DOUCHEBAG DEFINED

There’s a category of books that get sent to all the alternative newspapers in the country because the publishers of said books believe that we’re all total suckers for whatever wacky outrageousness they can print. Books that have come across the Scene arts desk recently include a slew in this category, from The Book of Beer Pong (Ben Applebaum and Dan Disorbo, Chronicle Books, 2009) to a children’s board book style gag gift called Penis Pokey Activity Book (Christopher Behrens, Quirk Books, 2009) which featured a die cut hole in the middle of each page—big enough, the designer presumes, for Roger Thomas to poke through. The picture book provides the context; and the ‘reader’ provides what’s missing, be it a banana, a sea serpent, or a bratwurst.

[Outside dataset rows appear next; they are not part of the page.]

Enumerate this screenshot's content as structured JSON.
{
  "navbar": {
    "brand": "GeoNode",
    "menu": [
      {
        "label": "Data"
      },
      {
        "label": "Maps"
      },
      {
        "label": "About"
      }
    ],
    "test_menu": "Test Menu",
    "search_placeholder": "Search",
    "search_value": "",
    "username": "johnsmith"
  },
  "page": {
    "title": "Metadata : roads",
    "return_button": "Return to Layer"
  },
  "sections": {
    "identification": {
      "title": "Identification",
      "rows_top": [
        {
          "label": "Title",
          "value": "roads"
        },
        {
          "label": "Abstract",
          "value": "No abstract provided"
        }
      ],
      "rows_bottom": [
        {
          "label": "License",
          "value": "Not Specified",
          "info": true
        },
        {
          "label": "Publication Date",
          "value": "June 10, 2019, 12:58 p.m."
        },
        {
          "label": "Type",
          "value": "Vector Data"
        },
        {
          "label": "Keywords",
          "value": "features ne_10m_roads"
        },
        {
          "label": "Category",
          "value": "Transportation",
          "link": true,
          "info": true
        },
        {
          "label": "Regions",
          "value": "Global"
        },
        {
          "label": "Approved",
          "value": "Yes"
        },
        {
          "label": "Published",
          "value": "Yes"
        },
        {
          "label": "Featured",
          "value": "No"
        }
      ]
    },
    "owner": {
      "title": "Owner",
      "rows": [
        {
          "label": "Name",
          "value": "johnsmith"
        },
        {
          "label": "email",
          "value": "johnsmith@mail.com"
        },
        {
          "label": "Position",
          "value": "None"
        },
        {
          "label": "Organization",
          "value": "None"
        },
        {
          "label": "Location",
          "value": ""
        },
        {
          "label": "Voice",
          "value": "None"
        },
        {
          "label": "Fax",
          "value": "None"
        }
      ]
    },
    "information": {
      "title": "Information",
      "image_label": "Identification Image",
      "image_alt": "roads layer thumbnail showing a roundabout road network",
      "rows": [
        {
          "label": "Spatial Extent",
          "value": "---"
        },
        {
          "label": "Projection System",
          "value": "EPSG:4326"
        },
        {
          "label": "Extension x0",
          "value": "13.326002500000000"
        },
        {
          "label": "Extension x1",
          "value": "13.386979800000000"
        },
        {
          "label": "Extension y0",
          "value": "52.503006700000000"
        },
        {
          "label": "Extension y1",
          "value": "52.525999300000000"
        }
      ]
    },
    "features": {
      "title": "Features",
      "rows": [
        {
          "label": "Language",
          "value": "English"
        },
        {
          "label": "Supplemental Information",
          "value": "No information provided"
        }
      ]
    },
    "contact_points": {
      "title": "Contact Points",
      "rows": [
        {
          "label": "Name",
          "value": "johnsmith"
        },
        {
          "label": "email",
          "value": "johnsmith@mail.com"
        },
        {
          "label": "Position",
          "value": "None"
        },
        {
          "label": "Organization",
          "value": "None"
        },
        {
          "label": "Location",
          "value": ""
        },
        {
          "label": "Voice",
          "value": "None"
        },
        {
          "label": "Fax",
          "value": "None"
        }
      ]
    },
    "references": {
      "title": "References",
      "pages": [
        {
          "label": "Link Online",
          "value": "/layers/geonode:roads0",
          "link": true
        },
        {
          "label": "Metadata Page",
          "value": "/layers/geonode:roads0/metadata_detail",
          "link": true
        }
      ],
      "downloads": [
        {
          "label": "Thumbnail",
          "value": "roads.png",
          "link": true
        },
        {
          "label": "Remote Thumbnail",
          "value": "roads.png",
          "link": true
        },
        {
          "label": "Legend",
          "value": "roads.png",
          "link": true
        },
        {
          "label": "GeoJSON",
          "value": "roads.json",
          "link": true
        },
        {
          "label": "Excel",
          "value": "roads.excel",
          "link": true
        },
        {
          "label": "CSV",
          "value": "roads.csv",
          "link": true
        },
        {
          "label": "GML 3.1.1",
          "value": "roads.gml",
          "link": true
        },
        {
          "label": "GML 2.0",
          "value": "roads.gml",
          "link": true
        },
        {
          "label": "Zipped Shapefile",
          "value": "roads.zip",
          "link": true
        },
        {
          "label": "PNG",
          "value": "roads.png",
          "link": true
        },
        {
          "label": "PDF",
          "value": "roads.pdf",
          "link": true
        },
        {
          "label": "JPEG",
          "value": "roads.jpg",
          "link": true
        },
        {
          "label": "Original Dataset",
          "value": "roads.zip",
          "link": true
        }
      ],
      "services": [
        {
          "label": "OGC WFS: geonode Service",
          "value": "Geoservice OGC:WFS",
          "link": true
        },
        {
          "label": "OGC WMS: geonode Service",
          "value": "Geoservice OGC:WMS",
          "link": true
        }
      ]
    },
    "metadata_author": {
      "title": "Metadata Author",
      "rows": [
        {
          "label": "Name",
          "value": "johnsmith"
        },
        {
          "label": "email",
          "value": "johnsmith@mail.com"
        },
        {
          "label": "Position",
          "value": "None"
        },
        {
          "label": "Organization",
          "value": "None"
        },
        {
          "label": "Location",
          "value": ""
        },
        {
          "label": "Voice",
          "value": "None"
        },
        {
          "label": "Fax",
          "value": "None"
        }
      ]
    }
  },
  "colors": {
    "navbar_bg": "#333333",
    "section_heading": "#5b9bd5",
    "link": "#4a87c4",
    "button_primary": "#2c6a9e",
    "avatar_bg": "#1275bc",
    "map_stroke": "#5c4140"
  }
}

Margaret McGuire’s The Quotable Douchebag—a compendium of “spectacularly stupid remarks,” with 144 pages of large print quotations—teeters on the edge of this literary genre. It’s great sport to marvel at the ludicrous things people sometimes say, and in many of the cases here the words spoken do represent very high level douchebaggery which earns the speaker the title.

For example, talk show host Bill O’Reilly: “I’ve been in combat. I’ve seen it, I’ve been close to it. And if I’m—my unit is in danger, and I got a captured guy, and the guy knows where the enemy is, and I’m looking him in the eye, the guy better tell me . . . If it’s life or death, he’s going first.”

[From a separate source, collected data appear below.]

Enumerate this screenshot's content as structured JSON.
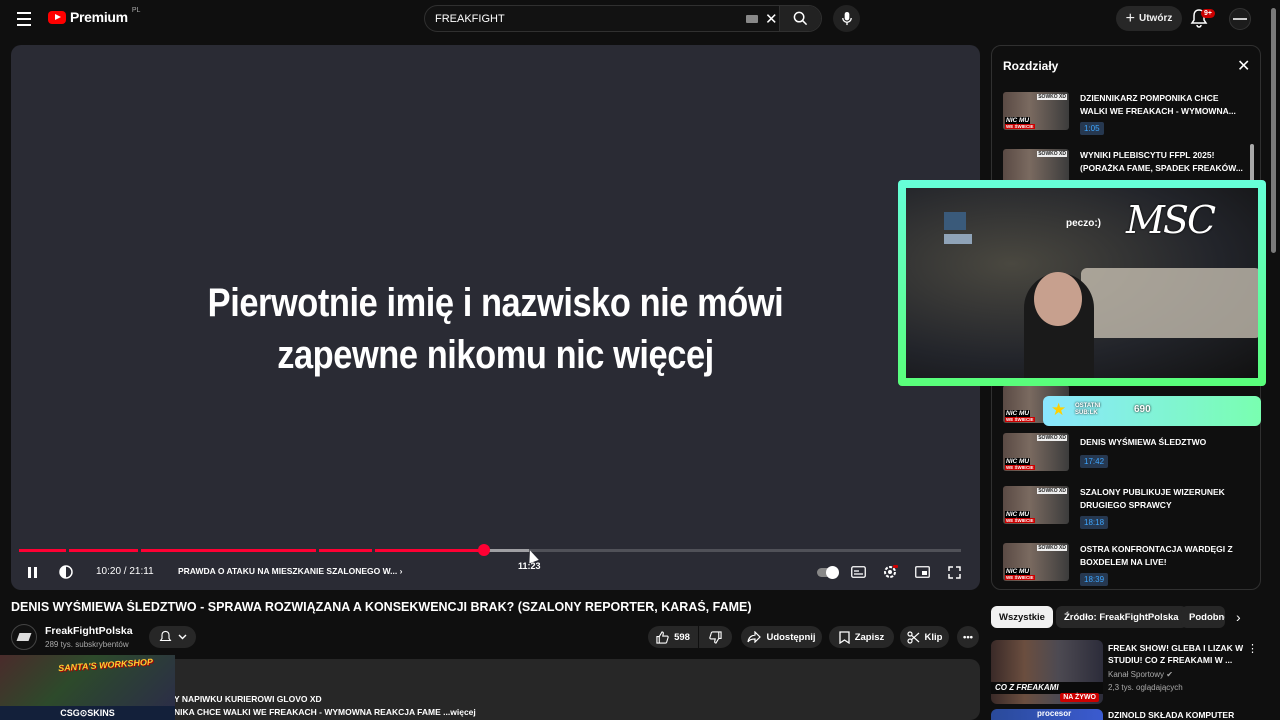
{
  "header": {
    "logo_text": "Premium",
    "logo_country": "PL",
    "search_value": "FREAKFIGHT",
    "create_label": "Utwórz",
    "notifications_badge": "9+"
  },
  "player": {
    "subtitle_line1": "Pierwotnie imię i nazwisko nie mówi",
    "subtitle_line2": "zapewne nikomu nic więcej",
    "hover_time": "11:23",
    "time_display": "10:20 / 21:11",
    "current_chapter": "PRAWDA O ATAKU NA MIESZKANIE SZALONEGO W...",
    "progress_fraction": 0.4875,
    "duration": "21:11"
  },
  "video": {
    "title": "DENIS WYŚMIEWA ŚLEDZTWO - SPRAWA ROZWIĄZANA A KONSEKWENCJI BRAK? (SZALONY REPORTER, KARAŚ, FAME)",
    "channel_name": "FreakFightPolska",
    "subscribers": "289 tys. subskrybentów",
    "like_count": "598",
    "share_label": "Udostępnij",
    "save_label": "Zapisz",
    "clip_label": "Klip",
    "desc_line1": "Y NAPIWKU KURIEROWI GLOVO XD",
    "desc_line2": "NIKA CHCE WALKI WE FREAKACH - WYMOWNA REAKCJA FAME",
    "desc_more": "...więcej"
  },
  "ad": {
    "title": "SANTA'S WORKSHOP",
    "footer": "CSG⊙SKINS"
  },
  "chapters": {
    "title": "Rozdziały",
    "items": [
      {
        "title": "DZIENNIKARZ POMPONIKA CHCE WALKI WE FREAKACH - WYMOWNA...",
        "time": "1:05"
      },
      {
        "title": "WYNIKI PLEBISCYTU FFPL 2025! (PORAŻKA FAME, SPADEK FREAKÓW...",
        "time": ""
      },
      {
        "title": "DENIS WYŚMIEWA ŚLEDZTWO",
        "time": "17:42"
      },
      {
        "title": "SZALONY PUBLIKUJE WIZERUNEK DRUGIEGO SPRAWCY",
        "time": "18:18"
      },
      {
        "title": "OSTRA KONFRONTACJA WARDĘGI Z BOXDELEM NA LIVE!",
        "time": "18:39"
      }
    ],
    "thumb_tag": "SOWKO XD",
    "thumb_caption": "NIC MU",
    "thumb_caption2": "WE ŚWIECIE"
  },
  "stream_overlay": {
    "logo": "MSC",
    "small_text": "peczo:)",
    "last_sub_label_1": "OSTATNI",
    "last_sub_label_2": "SUB:LK",
    "last_sub_value": "690"
  },
  "filters": {
    "all": "Wszystkie",
    "source": "Źródło: FreakFightPolska",
    "similar": "Podobne"
  },
  "recommendations": [
    {
      "title": "FREAK SHOW! GLEBA I LIZAK W STUDIU! CO Z FREAKAMI W ...",
      "channel": "Kanał Sportowy",
      "views": "2,3 tys. oglądających",
      "thumb_text": "CO Z FREAKAMI",
      "live_label": "NA ŻYWO"
    },
    {
      "title": "DZINOLD SKŁADA KOMPUTER",
      "thumb_text": "procesor"
    }
  ]
}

But of course Bill O’Reilly never actually even served in the military, and certainly was no combat veteran. Liar. Douchebag.

Then you’ve got his colleague Sean Hannity, leading public discussion down the toilet in his own special way: “I’ll tell you who should be tortured and killed at Guantanamo: every filthy democrat in the U.S. Congress.”

Party hack. Douchebag.

There are also elected officials like Dan Quayle, who’s quoted as saying, “The holocaust was an obscene period in our nation’s history. I mean in this century’s history. But we all lived in this century. I didn’t live in this century.”

Huh? Douchebag.

Sprinkled among the quotations from people who earned the “douchebag” title by the relentless piling on of similar verbal garbage throughout their public careers are a few people who have said some stupid, egotistical things but who surely don’t deserve inclusion in a collection like this.

Sure, the novelist Milan Kundera said “I find myself fascinating,” and that betrays quite an ego. But hundreds of thousands of other people no doubt find him fascinating, too. He’s written 11 novels, including The Unbearable Lightness of Being.

Douchebag? I think not. Certainly not to be placed alongside Don “That’s some nappy headed hos there” Imus, which The Quotable Douchebag does.

The Quotable Douchebag is at least funny, even if it’s not the ultimate authority on who qualifies. Whether we agree with all the choices or not, McGuire gets props both for documenting some of the well worn examples of douchebaggery (Leona Helmsley ‘s “Only the little people pay taxes”) to revealing fragments that slipped by without much notice, like Justin Timberlake’s response when Rolling Stone asked what was the best thing he’d read all year.

“What,” Timberlake responded, “you mean like a book?”